But after being deferred for 12 months, there’s no more avoiding the reality that these fees must rise, and the flying public should brace for it.
Beginning September 2025, the PSC, commonly known as the "terminal fee," will rise from P550 to P950 for international departures and from P200 to P390 for domestic departures. These adjustments, the first since 2000, are long overdue.
A two-decade freeze amid rising costs
In the 25 years since the last PSC adjustment, virtually every cost associated with running an airport has surged, foremost among them security, utilities, facilities maintenance, and staffing. Yet, NAIA’s terminal fees have been frozen at rates set in a very different era, when passenger volume was significantly lower and infrastructure decay had not yet reached critical levels.
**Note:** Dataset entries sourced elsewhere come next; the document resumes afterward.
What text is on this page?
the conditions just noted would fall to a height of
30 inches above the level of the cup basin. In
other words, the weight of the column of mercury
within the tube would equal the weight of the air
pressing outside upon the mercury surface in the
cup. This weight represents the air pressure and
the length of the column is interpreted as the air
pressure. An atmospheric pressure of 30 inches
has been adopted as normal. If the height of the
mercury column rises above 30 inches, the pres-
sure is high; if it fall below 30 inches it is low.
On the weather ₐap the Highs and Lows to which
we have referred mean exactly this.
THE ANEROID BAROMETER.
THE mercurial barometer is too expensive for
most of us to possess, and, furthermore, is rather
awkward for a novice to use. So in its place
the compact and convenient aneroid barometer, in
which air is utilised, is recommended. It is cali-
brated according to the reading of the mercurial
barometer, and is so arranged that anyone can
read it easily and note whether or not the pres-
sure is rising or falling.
For comparison, NAIA’s current international PSC of P550 is lower than what passengers pay at provincial airports such as Cebu (P1,030), Davao (P900), Iloilo (P900), and even Clark (P750).
When the new rates take effect, NAIA will still be within the pricing range of its local peers. And regionally, it will remain among the most affordable. Fees at airports like Singapore Changi, Tokyo Haneda, Bangkok Suvarnabhumi, and Kuala Lumpur International range from P894 to over P2,600.
Necessary investment for a broken gateway
The outrage over rising fees tends to follow a familiar pattern: “Why pay more when the airport’s still a mess?” It’s a fair question, until one considers that significant improvements have already been initiated since the private operator, San Miguel Corp.-led New NAIA Infra Corp. (NNIC), took over.
Within the first year of the transition, NNIC begun modernization work, despite not having collected a single centavo in the form of increased PSC.
And contrary to public perception, this fee hike is not a sudden imposition by the operator. The adjustment was built into the original concession agreement reviewed and approved by the Philippine government during the privatization process.
Any successful bidder—not just NNIC—would have followed the same rate schedule.
More importantly, this increase is essential to funding the rehabilitation and long-term improvement of NAIA. For decades, the airport has suffered from neglect, with patchwork repairs masking systemic inefficiencies. Now that modernization is underway, the resources to fund it must follow.
Shared responsibility: Travelers and the state
Airports do not run on goodwill. They require sustained capital for upkeep, expansion, and technological upgrades. While government subsidies and private investment can shoulder part of the burden, travelers themselves must contribute through user fees.
The PSC serves exactly this function. It helps cover the costs of services and infrastructure that directly affect passenger experience—security checks, clean terminals, working restrooms, functional baggage systems, and air conditioning that doesn’t break down mid-July. These are not luxuries. They are the baseline expectations in a modern air travel hub.
Critics will argue that the timing is poor, or that private operators should bear the full cost. That is neither feasible nor fair. Modern airport concessions are structured to share both risk and reward between the private sector and the public. Without the fee increase, there is no realistic way to fund a complete transformation of NAIA.
Preparing the public, managing expectations
The government and NNIC must now focus on communication and transparency. The PSC hike, though necessary, will come with scrutiny. A clear timeline of improvements, measurable service benchmarks, and visible changes in passenger experience must accompany the new rates.
Travelers may not like paying more, but they will tolerate it if they see actual results—faster check-ins, cleaner terminals, better signage, reliable baggage handling, and fewer flight delays. These are the things that matter, and they will require more than just wishful thinking and minimal funding.
There is also a broader issue of travel culture. For years, Filipinos have been conditioned to expect subpar airport conditions for bargain-level prices. That expectation must change. Just as travelers accept that newer airlines charge more for fuel-efficient planes and better service, they must also accept that a modern airport comes with a cost.
The bottom line
The increase in NAIA’s terminal fees is not a penalty but a step toward long-overdue modernization. For too long, the country’s main gateway has been operating on threadbare resources, delivering inconsistent service to tens of millions of passengers each year.
If the Philippines wants an airport that reflects its economic ambitions, the flying public must be prepared to help pay for it.
Yes, the PSC hike is a bit of a burden. But it is, more importantly, an investment—one that is absolutely necessary.